The medieval kings to remember - and what they tell us about Michael Gove

It's alleged that Michael Gove compiled a list of those English medieval kings that he wanted children to study. But which would have been on it? Simon Usborne picks claimants who might appeal to an opinionated young fogey
Click to follow
The Independent Online

Of all the personal jibes flying around in the run up to election day, Nick Clegg's attack on Michael Gove's record on education was among the most detailed – and historic. Speaking on the Lib Dem campaign bus on Tuesday, the embattled party leader recalled the methods used by his coalition colleague – and former education secretary – to inspire his vision of a not-so-modern history curriculum.

"I remember when I thought 'This is just getting absurd' was when someone explained to me that Michael Gove was personally handwriting lists of which medieval kings British schoolchildren should learn, according to his personal recollection of which kings and queens are important," he said.

"I just thought: 'This is something out of The Thick of It,'" Clegg added. (Please, everyone, no more The Thick of It comparisons from today, yes?). "You have the Secretary of State personally instructing the hapless children of this country which medieval kings you want them to learn by rote."

Gove's people dodged Clegg's arrow and shot it back at him yesterday. A "source close to Gove", as he asks to be described, insists in an email that "no such list existed… The truth is Gove frequently fought against Clegg's whims being imposed on schools. Clegg tried to overrule independent experts who recommended that 19th-century novels should be included in English literature exams. Gove successfully resisted this attempt to politicise the curriculum."

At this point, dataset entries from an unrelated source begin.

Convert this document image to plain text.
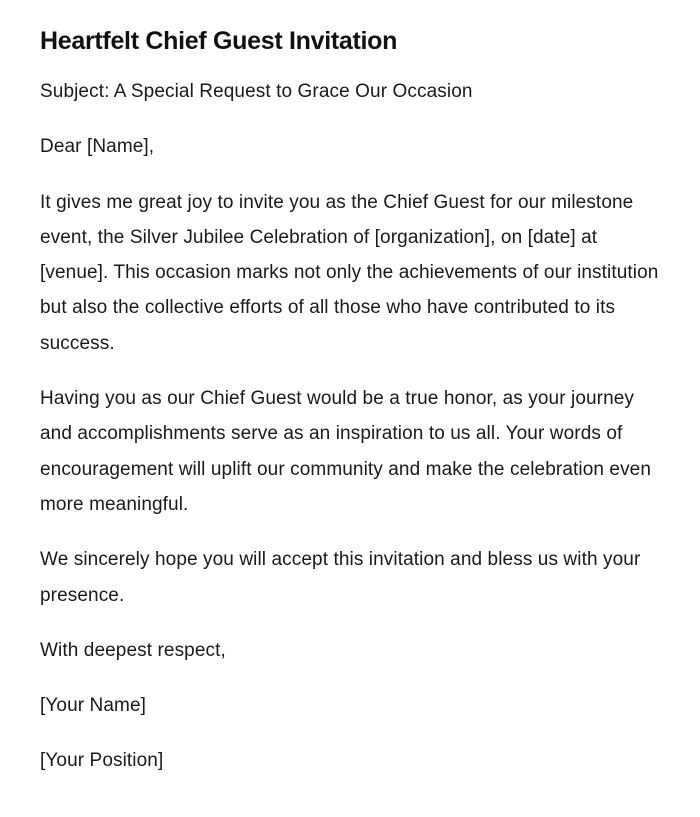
Heartfelt Chief Guest Invitation

Subject: A Special Request to Grace Our Occasion

Dear [Name],

It gives me great joy to invite you as the Chief Guest for our milestone event, the Silver Jubilee Celebration of [organization], on [date] at [venue]. This occasion marks not only the achievements of our institution but also the collective efforts of all those who have contributed to its success.

Having you as our Chief Guest would be a true honor, as your journey and accomplishments serve as an inspiration to us all. Your words of encouragement will uplift our community and make the celebration even more meaningful.

We sincerely hope you will accept this invitation and bless us with your presence.

With deepest respect,

[Your Name]

[Your Position]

Politicising the curriculum, Michael? Surely not something you would ever dream of doing. But is there merit in this alleged fixation on medieval monarchs? And which kings might Gove deem to be most worthy of our children's attention? Big-name historians would not be drawn on the question yesterday. Your Starkeys, your Worsleys, your Gregorys – all unavailable to comment. Given my own woeful knowledge of that period, which goes some way to proving Gove's point, I consult the internet.

Alfred the Great (871-899) could be sure of a top spot on Michael's king list. Not only did the Wessex man, who had a claim to be the first King of England (and is the only officially "Great" monarch – sorry, Liz), beat off the Danes, but he was also big on traditional education. Dismayed by declining standards among young people (men) whose potential he recognised to make England rich and mighty, he set out to offer schooling to them all. Maximum Gove points.

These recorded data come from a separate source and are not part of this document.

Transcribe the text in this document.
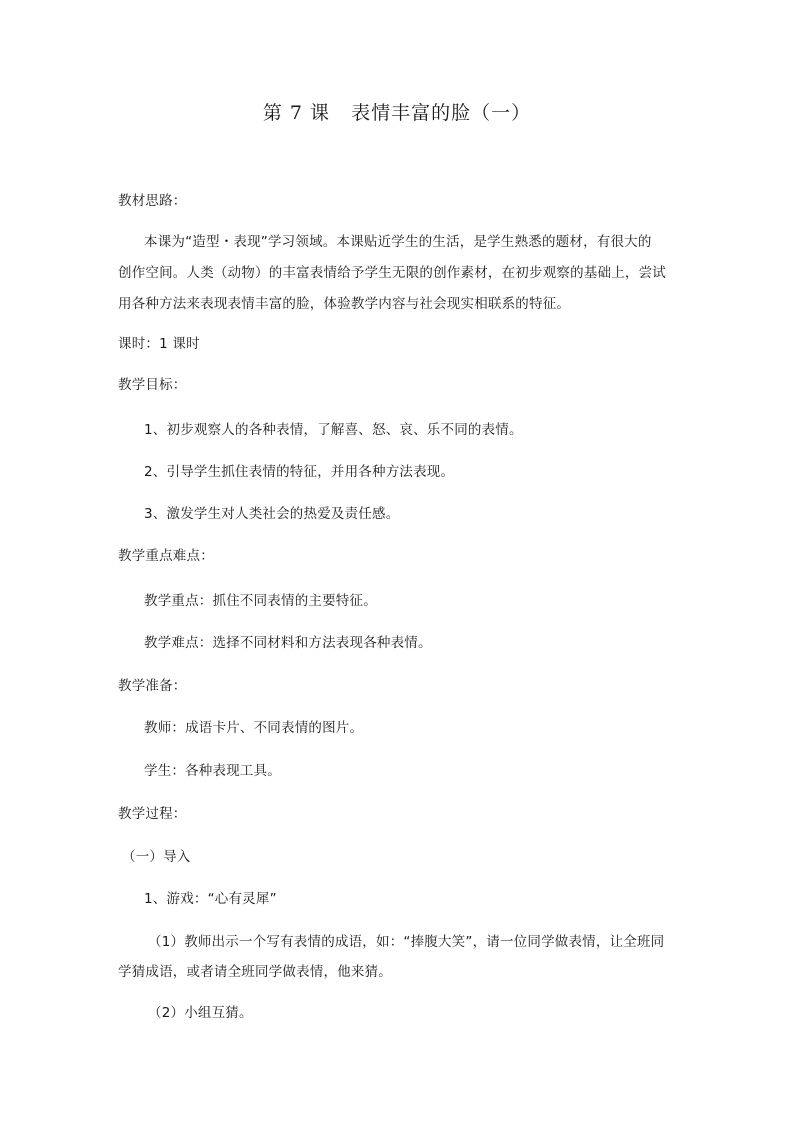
第 7 课   表情丰富的脸（一）
教材思路：
本课为“造型・表现”学习领域。本课贴近学生的生活，是学生熟悉的题材，有很大的
创作空间。人类（动物）的丰富表情给予学生无限的创作素材，在初步观察的基础上，尝试
用各种方法来表现表情丰富的脸，体验教学内容与社会现实相联系的特征。
课时：1 课时
教学目标：
1、初步观察人的各种表情，了解喜、怒、哀、乐不同的表情。
2、引导学生抓住表情的特征，并用各种方法表现。
3、激发学生对人类社会的热爱及责任感。
教学重点难点：
教学重点：抓住不同表情的主要特征。
教学难点：选择不同材料和方法表现各种表情。
教学准备：
教师：成语卡片、不同表情的图片。
学生：各种表现工具。
教学过程：
（一）导入
1、游戏：“心有灵犀”
（1）教师出示一个写有表情的成语，如：“捧腹大笑”，请一位同学做表情，让全班同
学猜成语，或者请全班同学做表情，他来猜。
（2）小组互猜。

The education secretary, who was shown the school gates by David Cameron in last summer's reshuffle, had already expressed his belief in a patriotic reading of British history, rejecting what he saw as a left-wing, apologist approach to our nation's less than glorious chapters.

While defending his proposed changes to the curriculum for seven- to 14-year-olds in 2013, he said: "In history there is a clear narrative of British progress with a proper emphasis on heroes and heroines from our past." Richard the Lionheart? No. He was hardly ever at home. But enter Henry V, arguably the most heroically patriotic of the medievals. Michael Hicks, a professor of history, specialising in the Middle Ages at the University of Winchester, confirms this. "He was a hardy perennial in terms of English patriotism," he says, pointing out his resumption of the Hundred Years' War against the French, and commemoration by Shakespeare (Gove was also massively pro-Shakespeare while he ran education, so extra points there).

456448882-(1).jpg
A 'source close to' Michael Gove claimed that no such list existed (Getty)

What about Scotland? Gove, who was raised in Aberdeen, was firmly in the "No" camp during last year's referendum on independence, but the first truly unionist king came after the end of the medieval period, when James VI of Scotland became James I of England and Ireland in 1603. Three hundred years earlier, Edward I was not big on Scotland at all (they called him Hammer of the Scots) but showed unionist tendencies – sort of – when he took on Wales. But Professor Hicks suggests he might feature on Gove's list.

Hugo Vickers, the biographer and historian, directs our attention away from Gove. He's no medievalist but suggests: "Clegg needs to be assigned a monarch – one who was pushed into the limelight by the dullness of the other two (Brown and Cameron in those debates) but then achieved nothing at all, got the wrong end of every stick, and presently drifted into the salty wasteland of oblivion." But who? Professor Hicks? "Hmmm. Let me get back to you."